The customer was always right, though, and in the tensest moments, remembering this simple platitude helped navigate the day.

I thought of that phrase last week when the news broke. I thought about Vangelatos and Juback and all the other family members who helped build Angelo’s into an iconic spot.

I thought about what it means to build a gathering place that can survive endless food trends, adapt through three generations of cultural and technological change, the loss of its founder and a pandemic.

I thought about what it means to embed in a community so long a group of regulars from the early 90s can graduate from U-M, head back east, start careers, begin families, return 30 years later to celebrate their own kids’ graduation from the same university, and take a drive to the corner of Glen and Catherine, pray for a parking spot, and order the exact same dish they did all those years ago:

Hot turkey sandwiches, open-faced and steaming, smothered in chicken gravy.

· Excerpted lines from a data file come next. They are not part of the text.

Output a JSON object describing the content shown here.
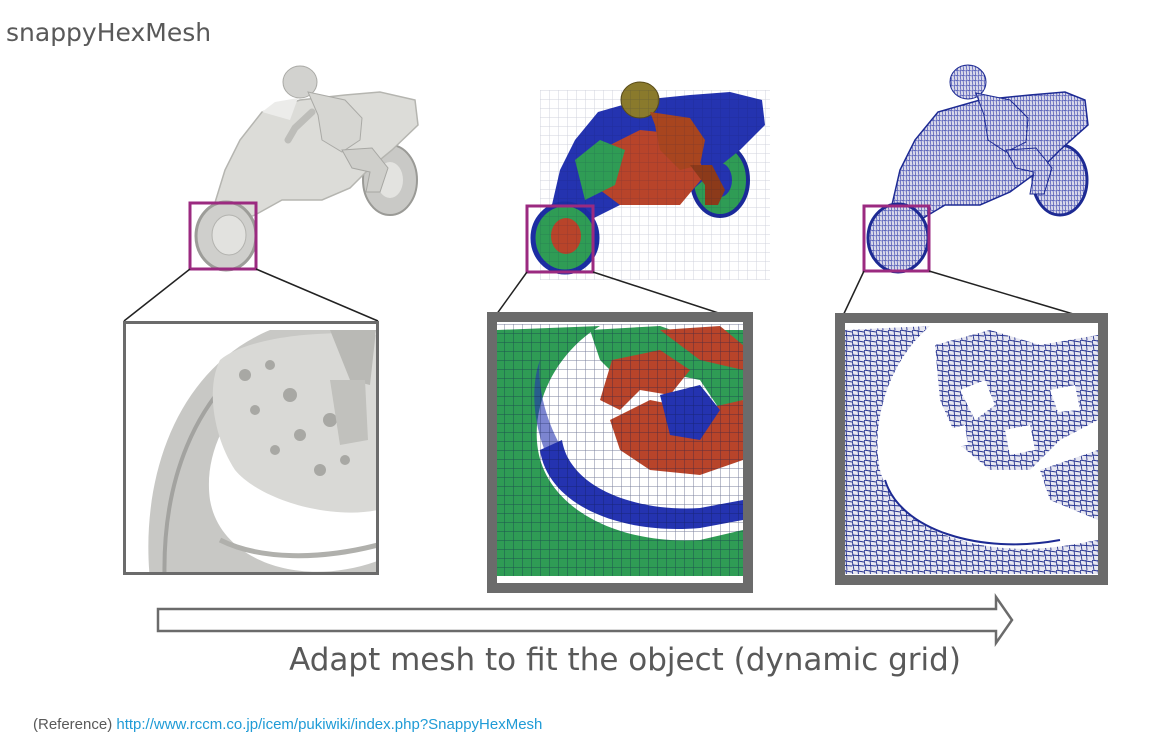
{
  "title": "snappyHexMesh",
  "caption": "Adapt mesh to fit the object (dynamic grid)",
  "reference": {
    "label": "(Reference)",
    "url": "http://www.rccm.co.jp/icem/pukiwiki/index.php?SnappyHexMesh"
  },
  "panels": [
    {
      "name": "surface-model",
      "style": "shaded surface"
    },
    {
      "name": "hex-mesh",
      "style": "hexahedral cells"
    },
    {
      "name": "snapped-mesh",
      "style": "snapped polyhedral mesh"
    }
  ],
  "colors": {
    "highlight": "#9b2a80",
    "frame": "#6b6b6b",
    "surface": "#d9d9d6",
    "mesh_red": "#b8442a",
    "mesh_green": "#2f9c55",
    "mesh_blue": "#2433b0",
    "wire": "#23308f",
    "link": "#1f9bd6"
  }
}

They were known as the “hot turkey boys,” and when they were students, they came in most Friday afternoons. A few of them reached out to Vangelatos last week, planning a trip for this fall for one last meal, preferably around Ohio State weekend.

“They want to throw a party,” Vangelatos said.

They’ll need to get in line. No, not that line, but the line to mark the end of something meaningful, the line to reflect, to say thanks, to buy a T-shirt — Vangelatos sold 60 of them the day after the sale.

The line to remember where you were when Angelo’s came into your life, and where you are now as it prepares to slip away this December. I’d cooked before I got the job at Angelo’s. I’d written a few freelance pieces, too.

But I didn’t know I could do either until I learned to breathe in the middle of all that heat and pressure, and to find calm in the face of all those tickets.